Countess Jacqueline de Ribes once said, "Style is what makes you different; it’s your own stamp, a message about yourself." And it’s that message, both wonderfully elegant and distinctly original, that echoes loud and clear throughout The Metropolitan Museum of Art’s new exhibit, "Jacqueline de Ribes: The Art of Style”.
Featuring approximately 60 ensembles of haute couture and ready-to-wear from the Parisian style icon's archive, the gallery highlights her artistic approach to fashion that was cultivated from an early age. De Ribes knew how to dress impeccably for any occasion, but she pushed boundaries, too, by cutting up haute couture gowns so they matched her own aesthetic more clearly and mixing designers in an era when head-to-toe looks were the norm.
“It’s very rare that she leaves something untouched,” says Harold Koda, curator for The Met's Costume Institute, who worked closely with de Ribes for eight years on the project. "She loves to change the color, the fabric, and the dimensions of a gown.”

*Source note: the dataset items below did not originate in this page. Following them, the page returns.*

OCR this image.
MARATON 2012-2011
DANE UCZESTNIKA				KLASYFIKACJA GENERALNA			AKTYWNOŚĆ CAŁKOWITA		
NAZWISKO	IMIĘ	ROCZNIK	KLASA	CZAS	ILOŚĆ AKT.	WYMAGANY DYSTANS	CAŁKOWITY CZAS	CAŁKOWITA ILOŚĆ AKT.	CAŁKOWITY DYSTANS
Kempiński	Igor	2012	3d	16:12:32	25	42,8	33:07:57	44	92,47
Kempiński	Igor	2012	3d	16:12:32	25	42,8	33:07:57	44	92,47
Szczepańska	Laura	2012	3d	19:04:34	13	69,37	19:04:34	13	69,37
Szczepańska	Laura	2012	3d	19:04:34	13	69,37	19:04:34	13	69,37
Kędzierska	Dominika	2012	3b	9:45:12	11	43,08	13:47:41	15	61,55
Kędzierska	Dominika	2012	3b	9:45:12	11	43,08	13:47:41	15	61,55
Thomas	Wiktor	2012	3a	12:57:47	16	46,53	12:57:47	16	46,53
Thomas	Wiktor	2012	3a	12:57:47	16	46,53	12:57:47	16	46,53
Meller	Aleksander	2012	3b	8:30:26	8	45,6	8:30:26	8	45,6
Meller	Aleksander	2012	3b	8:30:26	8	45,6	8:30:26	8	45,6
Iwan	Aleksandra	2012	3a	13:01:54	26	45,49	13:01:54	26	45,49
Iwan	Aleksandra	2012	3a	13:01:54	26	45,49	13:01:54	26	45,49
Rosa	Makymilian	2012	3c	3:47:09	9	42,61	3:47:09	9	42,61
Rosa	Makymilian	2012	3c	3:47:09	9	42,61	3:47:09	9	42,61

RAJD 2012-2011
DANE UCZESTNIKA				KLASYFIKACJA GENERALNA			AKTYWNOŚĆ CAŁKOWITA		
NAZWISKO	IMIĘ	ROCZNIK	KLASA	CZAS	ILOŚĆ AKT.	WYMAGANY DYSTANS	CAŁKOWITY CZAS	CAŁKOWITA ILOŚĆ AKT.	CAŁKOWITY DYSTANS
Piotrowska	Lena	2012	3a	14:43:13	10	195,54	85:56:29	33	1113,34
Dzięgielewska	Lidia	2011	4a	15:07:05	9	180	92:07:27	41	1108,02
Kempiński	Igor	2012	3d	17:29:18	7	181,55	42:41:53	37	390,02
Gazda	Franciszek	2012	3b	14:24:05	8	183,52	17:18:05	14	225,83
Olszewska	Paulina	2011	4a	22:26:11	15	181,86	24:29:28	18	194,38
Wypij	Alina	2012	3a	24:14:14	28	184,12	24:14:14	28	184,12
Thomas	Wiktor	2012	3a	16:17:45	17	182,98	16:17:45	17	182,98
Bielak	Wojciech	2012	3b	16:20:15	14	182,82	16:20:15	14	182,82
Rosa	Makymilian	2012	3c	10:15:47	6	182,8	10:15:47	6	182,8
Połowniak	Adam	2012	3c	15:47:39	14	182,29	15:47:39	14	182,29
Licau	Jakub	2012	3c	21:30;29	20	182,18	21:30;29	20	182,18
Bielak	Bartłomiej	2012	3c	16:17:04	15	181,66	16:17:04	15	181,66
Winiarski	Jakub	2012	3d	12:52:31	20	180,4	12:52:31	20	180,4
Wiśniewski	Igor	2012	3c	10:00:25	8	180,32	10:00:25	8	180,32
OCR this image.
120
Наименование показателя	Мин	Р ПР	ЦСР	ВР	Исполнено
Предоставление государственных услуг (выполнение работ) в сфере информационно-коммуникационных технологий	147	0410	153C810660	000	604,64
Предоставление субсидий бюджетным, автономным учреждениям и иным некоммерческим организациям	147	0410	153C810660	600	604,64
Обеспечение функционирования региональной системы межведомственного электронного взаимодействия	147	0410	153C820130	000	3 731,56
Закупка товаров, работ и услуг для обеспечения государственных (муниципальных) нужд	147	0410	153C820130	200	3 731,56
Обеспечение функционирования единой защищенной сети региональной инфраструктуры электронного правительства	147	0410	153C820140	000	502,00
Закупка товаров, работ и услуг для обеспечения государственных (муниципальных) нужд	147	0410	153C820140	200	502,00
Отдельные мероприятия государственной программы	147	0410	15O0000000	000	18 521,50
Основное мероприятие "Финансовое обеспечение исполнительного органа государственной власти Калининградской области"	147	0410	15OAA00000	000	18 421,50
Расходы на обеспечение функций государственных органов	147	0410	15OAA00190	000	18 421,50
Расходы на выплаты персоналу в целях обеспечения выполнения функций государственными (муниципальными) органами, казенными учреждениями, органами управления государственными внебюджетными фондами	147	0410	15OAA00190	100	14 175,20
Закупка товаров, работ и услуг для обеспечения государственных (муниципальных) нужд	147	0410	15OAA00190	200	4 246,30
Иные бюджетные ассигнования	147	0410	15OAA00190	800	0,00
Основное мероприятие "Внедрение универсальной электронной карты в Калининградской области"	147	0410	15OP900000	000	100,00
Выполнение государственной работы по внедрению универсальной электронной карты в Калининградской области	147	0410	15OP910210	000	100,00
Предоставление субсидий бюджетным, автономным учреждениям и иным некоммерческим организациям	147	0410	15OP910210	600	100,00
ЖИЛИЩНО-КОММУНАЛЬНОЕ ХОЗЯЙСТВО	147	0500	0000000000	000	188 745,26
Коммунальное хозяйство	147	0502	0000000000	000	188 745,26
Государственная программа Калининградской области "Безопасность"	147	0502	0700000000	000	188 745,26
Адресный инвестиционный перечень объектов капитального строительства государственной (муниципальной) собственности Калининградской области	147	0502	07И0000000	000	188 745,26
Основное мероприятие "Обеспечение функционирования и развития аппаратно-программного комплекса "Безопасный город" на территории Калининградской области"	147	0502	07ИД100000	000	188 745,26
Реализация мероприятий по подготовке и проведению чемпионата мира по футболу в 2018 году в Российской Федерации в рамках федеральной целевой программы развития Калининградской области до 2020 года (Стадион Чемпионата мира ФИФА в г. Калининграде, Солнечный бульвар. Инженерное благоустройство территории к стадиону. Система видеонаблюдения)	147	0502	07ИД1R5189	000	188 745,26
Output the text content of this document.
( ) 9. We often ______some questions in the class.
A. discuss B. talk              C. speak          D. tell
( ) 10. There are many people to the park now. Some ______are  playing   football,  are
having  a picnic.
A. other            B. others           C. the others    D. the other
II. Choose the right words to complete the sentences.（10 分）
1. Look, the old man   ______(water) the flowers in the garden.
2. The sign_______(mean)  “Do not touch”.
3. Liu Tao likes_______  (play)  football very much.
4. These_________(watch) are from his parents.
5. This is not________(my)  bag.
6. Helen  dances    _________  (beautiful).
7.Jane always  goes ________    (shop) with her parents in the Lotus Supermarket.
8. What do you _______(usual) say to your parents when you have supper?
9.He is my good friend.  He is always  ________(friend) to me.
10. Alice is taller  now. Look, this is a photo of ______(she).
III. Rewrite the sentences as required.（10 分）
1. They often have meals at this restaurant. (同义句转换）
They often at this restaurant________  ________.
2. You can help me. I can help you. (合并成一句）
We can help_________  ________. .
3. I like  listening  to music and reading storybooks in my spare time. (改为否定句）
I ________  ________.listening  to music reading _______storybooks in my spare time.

Instead of being angry that their work was altered, designers began to open up their ateliers so that she could work on her own creations. And though she had extensive knowledge of draping and construction, she couldn't sketch her ideas which led her to enlist the help of Valentino Garavani, then an assistant, to realize certain looks for her.
The natural progression, of course, was for de Ribes to become a full-fledged designer herself, which is illustrated with a selection of her own pieces in the exhibit, alongside others like Roberto Cavalli, Yves Saint Laurent, and Emanuel Ungaro. She ended up directing her own line from 1982 to 1995.
“Her style was not about following trends,” says Koda, of the showcase that is organized by emblematic looks, haute couture, evening wear, and other elaborate costumes, that range in date from 1962 to present. "She filtered fashion moments to conform to her own fashion identity. This exhibit isn’t just simply about an elegance, which I feel is disappearing, but I think there is a nuance to seeing where and how these clothes were worn and if they have still contemporary relevance.”
De Ribes, who is now 86, was supposed to travel to New York for the opening, but canceled her trip in the wake of the tragedy in Paris, instead sending her thoughts and prayers to the families affected. Adds Koda, “It was her hope that the exhibition could introduce some joy in a moment of confrontation and represent the freedom of creativity.”